Inferno, owned by Joseph E. Seagram of Waterloo, Ont., was Canada’s first great racehorse. For years no discussion among old-timers of past King’s Plate winners, or of who was the fleetest Canadian-bred horse, could proceed until someone had said, “I mean next to Inferno, who was the most memorable?”
More than fifty years after the afternoon in 1905 when the rugged bay colt almost rope-towed the field home at Woodbine Park in the King’s Plate, Jack Thorpe would not hesitate a moment in stating that Inferno was “the greatest”. The future Hall of Fame horseman had galloped the colt and worked for three generations of the Seagram family as groom, exercise rider, jockey and trainer. “There was never in my time a Plate winner quite the equal of Inferno. The old-timers of my younger days told me that there was nothing before who was in the same class. He was the greatest.” To emphasize his opinion Thorpe told of Inferno’s performances at Saratoga Springs. “In those days there were no graded handicaps and when you ran at Saratoga you met the best in America. He won two handicaps there and he had to beat good horses.”
Inferno was by Havoc, sire of four Plate winners, and was out of Bon Ino, who had won the Plate in 1898 for Seagram. He was the odds-on 3-to-5 choice when he won the Plate. At Woodbine he won the King Edward Gold Cup three times, the Durham Cup twice and the Toronto Cup. Active until he was six, he often “spotted” his foes up to thirty pounds while setting track records. During his prodigious career his feet plagued him. They were so bad at times that a clocker, when asked where Inferno could be found, replied, “Just follow the blood marks.”

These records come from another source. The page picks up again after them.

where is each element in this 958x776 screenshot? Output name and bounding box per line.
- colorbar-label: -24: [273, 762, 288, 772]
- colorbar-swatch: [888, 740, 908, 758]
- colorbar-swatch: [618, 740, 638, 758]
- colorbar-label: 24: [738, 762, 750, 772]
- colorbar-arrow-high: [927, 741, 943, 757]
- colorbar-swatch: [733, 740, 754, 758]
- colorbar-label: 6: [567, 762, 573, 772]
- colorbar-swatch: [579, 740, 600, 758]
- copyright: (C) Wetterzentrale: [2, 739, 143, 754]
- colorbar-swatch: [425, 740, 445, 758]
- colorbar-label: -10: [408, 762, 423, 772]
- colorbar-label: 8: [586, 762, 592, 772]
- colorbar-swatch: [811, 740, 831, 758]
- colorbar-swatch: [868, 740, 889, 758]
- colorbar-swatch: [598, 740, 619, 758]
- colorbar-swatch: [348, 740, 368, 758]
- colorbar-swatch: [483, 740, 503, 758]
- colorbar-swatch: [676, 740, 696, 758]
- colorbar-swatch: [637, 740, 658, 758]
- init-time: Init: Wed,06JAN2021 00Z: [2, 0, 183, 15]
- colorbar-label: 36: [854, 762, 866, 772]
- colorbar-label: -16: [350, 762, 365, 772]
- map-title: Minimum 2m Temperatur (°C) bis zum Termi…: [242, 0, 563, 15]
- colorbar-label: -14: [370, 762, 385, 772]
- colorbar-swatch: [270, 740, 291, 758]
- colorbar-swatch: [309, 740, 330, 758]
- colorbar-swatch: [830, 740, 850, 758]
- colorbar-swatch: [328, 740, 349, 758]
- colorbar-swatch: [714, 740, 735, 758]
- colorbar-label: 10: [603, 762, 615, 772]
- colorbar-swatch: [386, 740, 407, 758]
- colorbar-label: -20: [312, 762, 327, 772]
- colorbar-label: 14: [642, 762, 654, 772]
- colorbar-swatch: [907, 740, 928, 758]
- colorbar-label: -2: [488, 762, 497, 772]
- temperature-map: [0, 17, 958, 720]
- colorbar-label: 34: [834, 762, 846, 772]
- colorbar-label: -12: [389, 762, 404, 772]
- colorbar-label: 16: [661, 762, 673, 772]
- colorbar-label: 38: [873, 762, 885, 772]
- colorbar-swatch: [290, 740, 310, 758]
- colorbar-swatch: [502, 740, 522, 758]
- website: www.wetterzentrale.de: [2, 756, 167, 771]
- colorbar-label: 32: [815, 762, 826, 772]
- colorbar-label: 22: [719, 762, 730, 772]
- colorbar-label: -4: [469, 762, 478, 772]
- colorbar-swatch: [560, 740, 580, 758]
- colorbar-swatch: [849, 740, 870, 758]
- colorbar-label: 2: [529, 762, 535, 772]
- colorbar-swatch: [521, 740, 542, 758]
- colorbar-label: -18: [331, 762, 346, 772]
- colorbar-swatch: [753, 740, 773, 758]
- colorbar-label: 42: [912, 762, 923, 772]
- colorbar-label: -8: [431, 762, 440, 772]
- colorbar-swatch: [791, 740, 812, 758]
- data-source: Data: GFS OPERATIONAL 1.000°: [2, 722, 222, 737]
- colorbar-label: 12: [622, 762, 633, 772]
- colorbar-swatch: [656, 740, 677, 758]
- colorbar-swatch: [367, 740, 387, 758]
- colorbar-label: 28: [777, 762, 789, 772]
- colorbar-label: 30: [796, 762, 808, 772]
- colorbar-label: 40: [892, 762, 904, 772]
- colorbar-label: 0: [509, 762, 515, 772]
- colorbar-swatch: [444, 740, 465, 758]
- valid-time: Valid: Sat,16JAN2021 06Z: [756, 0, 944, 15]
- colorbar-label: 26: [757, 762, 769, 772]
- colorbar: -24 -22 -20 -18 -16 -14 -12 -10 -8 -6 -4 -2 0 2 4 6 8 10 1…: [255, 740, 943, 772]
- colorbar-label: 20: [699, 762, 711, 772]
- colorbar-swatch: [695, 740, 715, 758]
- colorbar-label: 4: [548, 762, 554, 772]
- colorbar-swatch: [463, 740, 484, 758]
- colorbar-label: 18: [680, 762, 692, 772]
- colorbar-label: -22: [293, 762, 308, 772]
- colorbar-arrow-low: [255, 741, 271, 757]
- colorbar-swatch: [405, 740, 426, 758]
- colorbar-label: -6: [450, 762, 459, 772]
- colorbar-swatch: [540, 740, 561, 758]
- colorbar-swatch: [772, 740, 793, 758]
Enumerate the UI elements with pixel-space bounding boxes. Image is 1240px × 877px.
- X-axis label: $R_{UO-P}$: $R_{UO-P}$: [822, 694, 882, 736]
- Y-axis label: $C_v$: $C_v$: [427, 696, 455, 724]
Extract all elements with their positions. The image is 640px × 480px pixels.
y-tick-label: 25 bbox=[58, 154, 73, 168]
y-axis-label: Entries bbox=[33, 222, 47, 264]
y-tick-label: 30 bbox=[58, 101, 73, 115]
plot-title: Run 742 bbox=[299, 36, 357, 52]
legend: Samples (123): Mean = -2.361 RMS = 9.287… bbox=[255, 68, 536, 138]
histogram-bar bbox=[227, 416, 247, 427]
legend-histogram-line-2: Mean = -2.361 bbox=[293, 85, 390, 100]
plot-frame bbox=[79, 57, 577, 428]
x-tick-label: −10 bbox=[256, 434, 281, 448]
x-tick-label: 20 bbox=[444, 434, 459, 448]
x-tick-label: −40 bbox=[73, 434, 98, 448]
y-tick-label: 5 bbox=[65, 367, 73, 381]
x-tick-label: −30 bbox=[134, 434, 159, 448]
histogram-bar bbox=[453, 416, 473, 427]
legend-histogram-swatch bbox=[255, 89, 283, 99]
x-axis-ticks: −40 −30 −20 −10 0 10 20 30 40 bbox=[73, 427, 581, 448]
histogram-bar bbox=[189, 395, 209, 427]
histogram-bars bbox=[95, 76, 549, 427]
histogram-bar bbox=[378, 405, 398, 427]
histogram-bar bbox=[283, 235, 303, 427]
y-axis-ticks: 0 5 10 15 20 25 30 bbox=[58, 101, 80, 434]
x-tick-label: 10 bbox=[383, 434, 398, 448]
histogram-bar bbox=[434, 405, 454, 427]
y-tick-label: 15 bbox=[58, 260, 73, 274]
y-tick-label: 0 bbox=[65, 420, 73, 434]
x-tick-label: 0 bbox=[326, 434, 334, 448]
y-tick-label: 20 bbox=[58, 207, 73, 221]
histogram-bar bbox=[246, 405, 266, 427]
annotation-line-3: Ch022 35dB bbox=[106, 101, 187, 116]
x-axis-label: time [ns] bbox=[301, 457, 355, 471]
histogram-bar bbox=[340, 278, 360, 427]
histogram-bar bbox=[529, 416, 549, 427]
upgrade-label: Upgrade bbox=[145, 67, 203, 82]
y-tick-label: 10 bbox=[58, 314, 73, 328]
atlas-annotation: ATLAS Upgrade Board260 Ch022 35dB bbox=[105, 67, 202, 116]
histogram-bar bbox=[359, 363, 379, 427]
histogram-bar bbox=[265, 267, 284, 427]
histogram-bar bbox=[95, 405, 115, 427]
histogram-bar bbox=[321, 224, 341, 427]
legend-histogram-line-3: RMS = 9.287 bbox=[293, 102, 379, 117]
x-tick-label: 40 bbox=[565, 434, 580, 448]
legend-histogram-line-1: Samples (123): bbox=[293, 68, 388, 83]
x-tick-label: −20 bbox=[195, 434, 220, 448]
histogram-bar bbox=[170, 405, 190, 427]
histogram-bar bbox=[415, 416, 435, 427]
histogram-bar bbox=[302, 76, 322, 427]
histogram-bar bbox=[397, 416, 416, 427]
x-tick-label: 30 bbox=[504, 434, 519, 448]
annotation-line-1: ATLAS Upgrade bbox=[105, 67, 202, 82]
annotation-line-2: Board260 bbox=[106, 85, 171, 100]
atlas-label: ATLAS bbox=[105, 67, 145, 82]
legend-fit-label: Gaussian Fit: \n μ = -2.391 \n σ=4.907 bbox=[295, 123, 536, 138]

Inferno’s herculean deeds were legion, and it mattered not that when he died, he was an ill-tempered “rogue”, dangerous to the unwary and a hopeless failure at stud. He kicked down so many wooden stall gates at Seagram’s Waterloo farm that an iron door had to be placed on his stall. When he died Seagram had him opened up. “His heart was the most massive I’ve ever seen,” he said, a trifle awed.